Iran membantah adanya agenda teknis dengan AS. Wakil Menteri Luar Negeri Kazem Gharibabadi menegaskan tidak ada pembicaraan langsung, sementara juru bicara Esmaeil Baqaei menekankan fokus Teheran adalah implementasi memorandum.
Oman, melalui Menteri Luar Negeri Badr Albusaidi, menyatakan dukungan penuh terhadap perjanjian tersebut.
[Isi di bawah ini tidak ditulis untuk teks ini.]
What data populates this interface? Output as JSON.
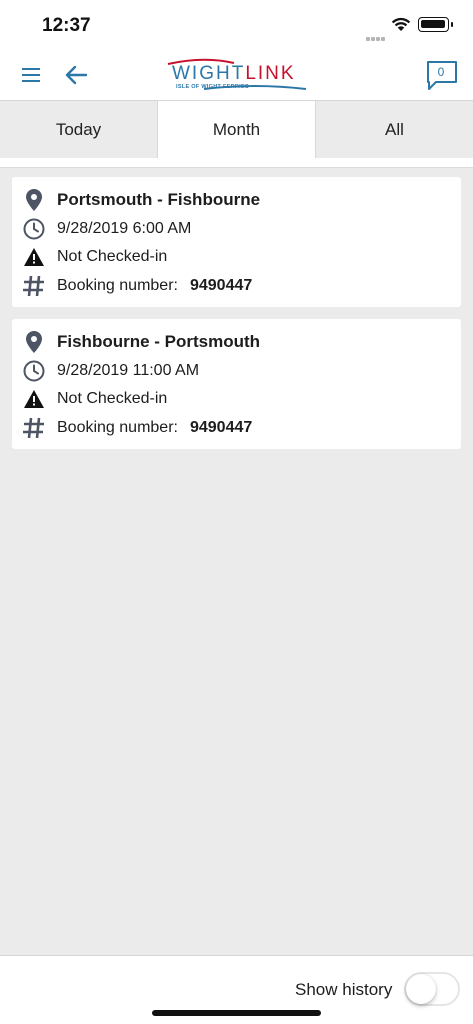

Ia menolak ide biaya transit kapal di Selat Hormuz, namun membuka kemungkinan pembahasan layanan maritim seperti keselamatan navigasi dan kesiapsiagaan darurat. Albusaidi menegaskan navigasi harus tetap “aman, terjamin, dan bebas” sesuai hukum internasional.
Pada 23 Juni, Iran dan Oman sepakat membentuk kelompok kerja bersama untuk melanjutkan diskusi pengelolaan navigasi dan layanan maritim di Selat Hormuz, dengan melibatkan negara-negara Teluk dan pemangku kepentingan lain.